Such a total average may fall wholly without the range of judgments of every subject concerned, and tells us nothing certain about the specific judgments of any one. Even in the case of the individual subject, if he shows in the course of long experimentation that he has two distinct sets of judgments, it is not valid to say that his real norm lies between the two; much less when several subjects are concerned. If averages are data to be psychophysically explained, they must fall well within actual individual ranges of judgment, else they correspond to no empirically determinable psychophysical processes.

Each individual is a locus of possible aesthetic satisfactions. Since such a locus is our ultimate basis for interpretation, it is inept to choose, as 'the most pleasing proportion,' one that may have no correspondent empirical reference. The normal or ideal individual, which such a norm implies, is not a psychophysical ent.i.ty which may serve as a basis of explanation, but a mathematical construction.

[1] Witmer, Lightner: 'Zur experimentellen Aesthetik einfacher raumlicher Formverhaltnisse,' _Phil. Studien_, 1893, IX., S.

96-144, 209-263.

This criticism would apply to judgments of unequal division on either side the center of a horizontal line. It would apply all the more to any general average of judgments including both sides, for, as we shall soon see, the judgments of individuals differ materially on the two sides, and this difference itself may demand its explanation. And if we should include within this average, judgments above and below the center of a vertical line, we should have under one heading four distinct sets of averages, each of which, in the individual cases, might show important variations from the others, and therefore require some variation of explanation. And yet that great leveller, the general average, has obliterated these vital differences, and is recorded as indicating the 'most pleasing proportion.'[3] That such an average falls near the golden section is immaterial.
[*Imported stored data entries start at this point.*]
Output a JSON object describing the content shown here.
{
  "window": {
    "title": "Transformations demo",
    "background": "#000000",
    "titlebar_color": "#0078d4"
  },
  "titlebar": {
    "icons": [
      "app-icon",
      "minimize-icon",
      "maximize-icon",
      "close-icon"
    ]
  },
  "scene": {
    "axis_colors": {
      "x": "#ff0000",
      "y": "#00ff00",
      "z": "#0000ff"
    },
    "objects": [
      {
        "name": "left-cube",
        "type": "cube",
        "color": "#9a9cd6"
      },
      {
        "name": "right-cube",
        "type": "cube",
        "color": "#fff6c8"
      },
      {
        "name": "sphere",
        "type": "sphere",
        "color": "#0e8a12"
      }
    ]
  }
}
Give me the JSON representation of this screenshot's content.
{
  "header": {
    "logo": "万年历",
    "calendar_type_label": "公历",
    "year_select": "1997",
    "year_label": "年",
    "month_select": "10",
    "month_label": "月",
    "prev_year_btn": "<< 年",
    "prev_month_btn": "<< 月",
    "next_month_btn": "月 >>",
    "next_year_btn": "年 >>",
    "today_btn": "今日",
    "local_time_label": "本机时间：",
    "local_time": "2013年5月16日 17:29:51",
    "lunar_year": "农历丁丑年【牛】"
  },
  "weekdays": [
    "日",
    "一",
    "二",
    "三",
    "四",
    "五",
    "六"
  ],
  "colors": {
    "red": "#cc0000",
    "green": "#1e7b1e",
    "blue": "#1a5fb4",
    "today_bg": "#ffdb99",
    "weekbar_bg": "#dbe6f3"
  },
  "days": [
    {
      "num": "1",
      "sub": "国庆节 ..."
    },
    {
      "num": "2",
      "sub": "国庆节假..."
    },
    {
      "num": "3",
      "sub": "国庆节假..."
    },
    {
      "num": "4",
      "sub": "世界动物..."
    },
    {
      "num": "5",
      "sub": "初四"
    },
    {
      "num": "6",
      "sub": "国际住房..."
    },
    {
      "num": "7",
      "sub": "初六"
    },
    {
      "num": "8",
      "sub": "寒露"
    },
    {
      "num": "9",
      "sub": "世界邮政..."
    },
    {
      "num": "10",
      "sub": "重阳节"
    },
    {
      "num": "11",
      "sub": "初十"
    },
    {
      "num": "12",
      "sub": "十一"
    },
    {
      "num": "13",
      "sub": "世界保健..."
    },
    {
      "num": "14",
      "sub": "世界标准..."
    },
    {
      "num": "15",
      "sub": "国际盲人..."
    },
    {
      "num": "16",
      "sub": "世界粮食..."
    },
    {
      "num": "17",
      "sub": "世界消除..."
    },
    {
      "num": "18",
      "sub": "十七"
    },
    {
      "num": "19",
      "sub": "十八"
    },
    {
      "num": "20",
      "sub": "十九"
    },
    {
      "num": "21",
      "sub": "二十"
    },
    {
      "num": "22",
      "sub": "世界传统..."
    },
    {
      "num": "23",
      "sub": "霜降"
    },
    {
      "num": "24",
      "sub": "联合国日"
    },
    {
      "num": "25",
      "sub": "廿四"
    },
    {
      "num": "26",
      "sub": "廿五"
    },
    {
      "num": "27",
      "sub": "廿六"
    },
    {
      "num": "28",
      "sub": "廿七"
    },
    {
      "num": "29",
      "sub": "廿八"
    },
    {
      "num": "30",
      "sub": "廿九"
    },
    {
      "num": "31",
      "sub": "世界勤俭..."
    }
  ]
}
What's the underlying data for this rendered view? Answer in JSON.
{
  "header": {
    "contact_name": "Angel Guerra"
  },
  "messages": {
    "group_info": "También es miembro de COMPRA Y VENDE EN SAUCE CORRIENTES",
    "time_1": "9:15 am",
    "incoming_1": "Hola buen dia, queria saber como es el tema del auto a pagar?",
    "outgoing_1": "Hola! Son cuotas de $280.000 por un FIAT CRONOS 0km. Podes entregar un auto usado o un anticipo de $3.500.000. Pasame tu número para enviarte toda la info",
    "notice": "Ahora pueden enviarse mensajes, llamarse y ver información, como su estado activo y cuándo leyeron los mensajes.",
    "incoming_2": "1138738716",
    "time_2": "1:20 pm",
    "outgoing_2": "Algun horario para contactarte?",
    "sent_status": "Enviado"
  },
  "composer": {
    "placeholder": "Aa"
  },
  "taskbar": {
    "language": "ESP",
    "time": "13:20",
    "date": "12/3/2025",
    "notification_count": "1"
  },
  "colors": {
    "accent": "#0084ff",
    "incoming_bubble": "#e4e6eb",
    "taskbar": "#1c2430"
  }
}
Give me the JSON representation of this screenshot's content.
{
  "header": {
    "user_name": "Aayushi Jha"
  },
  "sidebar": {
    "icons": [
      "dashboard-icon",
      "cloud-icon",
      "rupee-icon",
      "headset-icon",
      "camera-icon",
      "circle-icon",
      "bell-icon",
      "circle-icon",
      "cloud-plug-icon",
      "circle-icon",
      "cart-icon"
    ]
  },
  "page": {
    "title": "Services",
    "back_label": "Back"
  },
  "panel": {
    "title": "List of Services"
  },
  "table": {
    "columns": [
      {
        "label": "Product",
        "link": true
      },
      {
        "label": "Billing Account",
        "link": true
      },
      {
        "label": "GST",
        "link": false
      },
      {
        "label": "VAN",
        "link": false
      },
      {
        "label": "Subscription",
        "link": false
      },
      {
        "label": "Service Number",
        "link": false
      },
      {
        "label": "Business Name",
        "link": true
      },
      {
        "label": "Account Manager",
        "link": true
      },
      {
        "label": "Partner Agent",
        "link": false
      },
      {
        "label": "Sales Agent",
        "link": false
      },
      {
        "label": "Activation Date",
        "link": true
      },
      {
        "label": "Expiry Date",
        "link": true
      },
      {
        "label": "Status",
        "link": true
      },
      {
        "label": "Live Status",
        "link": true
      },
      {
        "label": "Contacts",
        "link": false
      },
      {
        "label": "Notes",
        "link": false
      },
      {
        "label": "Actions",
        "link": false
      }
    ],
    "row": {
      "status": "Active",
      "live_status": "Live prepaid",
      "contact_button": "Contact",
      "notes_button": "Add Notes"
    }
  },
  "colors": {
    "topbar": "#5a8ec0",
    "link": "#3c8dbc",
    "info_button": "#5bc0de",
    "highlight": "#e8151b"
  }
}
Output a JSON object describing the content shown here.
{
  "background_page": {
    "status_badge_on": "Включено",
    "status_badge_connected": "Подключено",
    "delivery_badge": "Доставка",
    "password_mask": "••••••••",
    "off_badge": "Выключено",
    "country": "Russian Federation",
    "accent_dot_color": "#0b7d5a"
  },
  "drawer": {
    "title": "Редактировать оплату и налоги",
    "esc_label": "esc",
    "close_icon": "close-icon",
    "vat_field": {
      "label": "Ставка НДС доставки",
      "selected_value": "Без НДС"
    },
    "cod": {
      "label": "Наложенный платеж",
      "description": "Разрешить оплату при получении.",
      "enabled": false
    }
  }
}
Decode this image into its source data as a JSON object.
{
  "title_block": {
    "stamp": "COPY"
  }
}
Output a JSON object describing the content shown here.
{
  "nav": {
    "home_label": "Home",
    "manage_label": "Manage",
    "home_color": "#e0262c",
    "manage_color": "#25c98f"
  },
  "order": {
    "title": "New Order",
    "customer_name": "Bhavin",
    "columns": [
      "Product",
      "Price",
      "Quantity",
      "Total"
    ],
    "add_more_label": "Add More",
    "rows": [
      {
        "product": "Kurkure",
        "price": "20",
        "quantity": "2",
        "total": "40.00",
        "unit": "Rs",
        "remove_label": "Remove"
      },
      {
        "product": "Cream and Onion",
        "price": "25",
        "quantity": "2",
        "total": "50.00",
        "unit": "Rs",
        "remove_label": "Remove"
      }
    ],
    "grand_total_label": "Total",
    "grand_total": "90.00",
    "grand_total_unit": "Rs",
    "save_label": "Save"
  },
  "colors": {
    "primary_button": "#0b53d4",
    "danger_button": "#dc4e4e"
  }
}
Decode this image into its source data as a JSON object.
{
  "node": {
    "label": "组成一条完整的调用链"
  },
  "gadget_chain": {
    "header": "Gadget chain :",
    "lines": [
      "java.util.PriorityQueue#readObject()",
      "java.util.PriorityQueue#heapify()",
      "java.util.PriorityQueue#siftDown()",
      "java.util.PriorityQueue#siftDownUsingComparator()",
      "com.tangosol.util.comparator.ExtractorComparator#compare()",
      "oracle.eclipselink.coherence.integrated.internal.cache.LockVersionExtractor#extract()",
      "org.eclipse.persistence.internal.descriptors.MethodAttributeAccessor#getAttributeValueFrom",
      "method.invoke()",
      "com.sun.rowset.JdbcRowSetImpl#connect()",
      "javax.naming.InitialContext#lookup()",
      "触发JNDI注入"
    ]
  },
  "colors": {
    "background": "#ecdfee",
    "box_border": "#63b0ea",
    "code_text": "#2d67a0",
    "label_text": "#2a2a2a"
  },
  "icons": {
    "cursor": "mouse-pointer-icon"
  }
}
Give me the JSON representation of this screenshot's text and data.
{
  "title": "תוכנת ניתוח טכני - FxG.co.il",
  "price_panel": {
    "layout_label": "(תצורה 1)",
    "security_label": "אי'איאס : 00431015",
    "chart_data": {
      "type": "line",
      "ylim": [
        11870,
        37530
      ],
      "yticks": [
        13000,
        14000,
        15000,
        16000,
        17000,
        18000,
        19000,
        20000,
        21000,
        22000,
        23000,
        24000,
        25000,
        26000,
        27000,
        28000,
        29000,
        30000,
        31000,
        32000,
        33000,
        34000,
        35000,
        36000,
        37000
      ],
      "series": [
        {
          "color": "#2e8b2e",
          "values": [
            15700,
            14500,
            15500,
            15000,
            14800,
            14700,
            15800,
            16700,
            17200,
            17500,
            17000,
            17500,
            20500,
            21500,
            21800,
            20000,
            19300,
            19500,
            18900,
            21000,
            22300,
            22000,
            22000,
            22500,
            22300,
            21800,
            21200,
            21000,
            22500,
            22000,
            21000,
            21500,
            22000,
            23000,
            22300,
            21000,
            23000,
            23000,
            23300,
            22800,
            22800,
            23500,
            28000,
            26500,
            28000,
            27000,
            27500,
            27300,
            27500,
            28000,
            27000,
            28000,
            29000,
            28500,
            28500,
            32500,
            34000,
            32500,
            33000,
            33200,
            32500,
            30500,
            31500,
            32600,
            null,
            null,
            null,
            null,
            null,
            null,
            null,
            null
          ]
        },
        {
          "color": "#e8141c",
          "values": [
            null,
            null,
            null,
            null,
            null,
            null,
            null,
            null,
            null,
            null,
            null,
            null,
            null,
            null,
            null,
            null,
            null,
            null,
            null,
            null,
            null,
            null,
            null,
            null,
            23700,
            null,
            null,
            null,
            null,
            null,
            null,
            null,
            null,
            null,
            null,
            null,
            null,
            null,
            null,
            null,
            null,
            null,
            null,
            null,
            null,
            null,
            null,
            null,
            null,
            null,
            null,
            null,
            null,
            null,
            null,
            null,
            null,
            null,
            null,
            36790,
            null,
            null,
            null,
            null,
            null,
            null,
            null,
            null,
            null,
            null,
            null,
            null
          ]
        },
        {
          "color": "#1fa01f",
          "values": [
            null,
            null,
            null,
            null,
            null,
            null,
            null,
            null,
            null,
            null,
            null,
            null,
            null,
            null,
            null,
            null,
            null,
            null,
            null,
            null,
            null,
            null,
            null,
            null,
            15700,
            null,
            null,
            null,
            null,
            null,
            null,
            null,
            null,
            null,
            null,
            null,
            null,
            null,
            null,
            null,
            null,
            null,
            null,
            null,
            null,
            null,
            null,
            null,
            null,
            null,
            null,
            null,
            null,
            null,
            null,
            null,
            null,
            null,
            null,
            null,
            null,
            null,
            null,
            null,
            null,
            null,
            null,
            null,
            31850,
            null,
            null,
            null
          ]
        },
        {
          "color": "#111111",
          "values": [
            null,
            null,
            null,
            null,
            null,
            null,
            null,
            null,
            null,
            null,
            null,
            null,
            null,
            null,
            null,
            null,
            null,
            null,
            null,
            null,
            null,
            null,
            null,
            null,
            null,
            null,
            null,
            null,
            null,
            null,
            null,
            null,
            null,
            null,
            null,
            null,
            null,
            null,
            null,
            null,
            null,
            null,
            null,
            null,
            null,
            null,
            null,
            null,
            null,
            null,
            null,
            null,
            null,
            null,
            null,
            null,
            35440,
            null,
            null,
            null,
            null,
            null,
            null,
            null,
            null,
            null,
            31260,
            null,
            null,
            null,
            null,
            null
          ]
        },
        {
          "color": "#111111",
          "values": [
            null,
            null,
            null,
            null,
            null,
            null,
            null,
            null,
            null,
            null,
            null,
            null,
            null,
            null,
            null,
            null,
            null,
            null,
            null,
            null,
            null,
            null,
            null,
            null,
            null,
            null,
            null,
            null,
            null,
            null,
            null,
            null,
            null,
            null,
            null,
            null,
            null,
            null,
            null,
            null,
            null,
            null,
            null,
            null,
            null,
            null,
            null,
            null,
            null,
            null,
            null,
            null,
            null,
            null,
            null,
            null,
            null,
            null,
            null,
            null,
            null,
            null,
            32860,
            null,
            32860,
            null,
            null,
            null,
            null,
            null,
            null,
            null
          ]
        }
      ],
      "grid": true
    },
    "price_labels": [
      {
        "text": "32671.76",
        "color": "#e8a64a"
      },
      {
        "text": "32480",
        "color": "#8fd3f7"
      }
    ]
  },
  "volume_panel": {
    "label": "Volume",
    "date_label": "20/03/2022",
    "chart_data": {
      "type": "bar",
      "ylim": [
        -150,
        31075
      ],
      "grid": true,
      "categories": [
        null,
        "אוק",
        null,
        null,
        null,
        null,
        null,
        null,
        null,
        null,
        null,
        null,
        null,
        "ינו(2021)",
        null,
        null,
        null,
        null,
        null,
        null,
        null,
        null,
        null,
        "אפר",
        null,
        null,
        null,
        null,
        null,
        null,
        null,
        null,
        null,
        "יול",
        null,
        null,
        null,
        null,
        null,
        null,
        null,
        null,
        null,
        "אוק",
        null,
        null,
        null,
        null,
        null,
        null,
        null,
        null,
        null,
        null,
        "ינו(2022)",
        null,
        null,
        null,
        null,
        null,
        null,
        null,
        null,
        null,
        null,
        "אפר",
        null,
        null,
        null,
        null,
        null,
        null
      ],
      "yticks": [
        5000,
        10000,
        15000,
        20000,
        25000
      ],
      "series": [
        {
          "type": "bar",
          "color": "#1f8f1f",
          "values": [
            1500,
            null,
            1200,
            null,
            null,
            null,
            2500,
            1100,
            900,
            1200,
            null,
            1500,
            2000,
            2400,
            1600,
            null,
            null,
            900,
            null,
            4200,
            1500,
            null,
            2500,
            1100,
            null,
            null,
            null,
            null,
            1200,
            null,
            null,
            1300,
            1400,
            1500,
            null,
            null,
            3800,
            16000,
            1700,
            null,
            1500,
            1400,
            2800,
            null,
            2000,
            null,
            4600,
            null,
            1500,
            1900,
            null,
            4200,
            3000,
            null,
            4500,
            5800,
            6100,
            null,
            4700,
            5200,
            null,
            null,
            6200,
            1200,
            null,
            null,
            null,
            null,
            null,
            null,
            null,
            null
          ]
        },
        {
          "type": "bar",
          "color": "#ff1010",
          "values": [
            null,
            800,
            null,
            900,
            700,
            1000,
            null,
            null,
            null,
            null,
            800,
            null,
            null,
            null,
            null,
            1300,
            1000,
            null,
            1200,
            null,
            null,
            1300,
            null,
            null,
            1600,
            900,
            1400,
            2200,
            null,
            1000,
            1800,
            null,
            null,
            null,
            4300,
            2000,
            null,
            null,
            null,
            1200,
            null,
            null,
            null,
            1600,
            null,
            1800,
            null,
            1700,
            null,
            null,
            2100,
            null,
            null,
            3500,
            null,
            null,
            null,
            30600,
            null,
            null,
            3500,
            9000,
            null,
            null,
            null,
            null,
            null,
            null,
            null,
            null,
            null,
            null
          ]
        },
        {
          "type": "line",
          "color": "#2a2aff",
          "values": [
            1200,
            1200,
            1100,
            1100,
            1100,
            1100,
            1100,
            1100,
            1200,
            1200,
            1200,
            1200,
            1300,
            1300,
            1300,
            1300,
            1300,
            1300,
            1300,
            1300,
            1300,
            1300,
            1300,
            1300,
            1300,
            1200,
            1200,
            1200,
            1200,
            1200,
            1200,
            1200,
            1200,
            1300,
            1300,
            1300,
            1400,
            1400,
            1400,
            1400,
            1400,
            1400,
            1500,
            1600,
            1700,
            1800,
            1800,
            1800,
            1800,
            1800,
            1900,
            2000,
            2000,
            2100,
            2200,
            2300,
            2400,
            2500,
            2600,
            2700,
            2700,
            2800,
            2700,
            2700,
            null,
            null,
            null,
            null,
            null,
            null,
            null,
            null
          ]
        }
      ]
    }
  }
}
Witmer himself, as we shall see,[4] does not set much store by this coincidence as a starting point for explanation, since he is averse to any mathematical interpretation, but he does consider the average in question representative of the most pleasing division.

[2] _op. cit._, 212-215.

[3] Witmer: _op. cit._, S. 212-215.

[4] _op. cit._, S. 262.

I shall now, before proceeding to the details of the experiment to be recorded, review, very briefly, former interpretative tendencies.

Zeising found that the golden section satisfied his demand for unity and infinity in the same beautiful object.[5] In the golden section, says Wundt,[6] there is a unity involving the whole; it is therefore more beautiful than symmetry, according to the aesthetic principle that that unification of spatial forms which occurs without marked effort, which, however, embraces the greater manifold, is the more pleasing.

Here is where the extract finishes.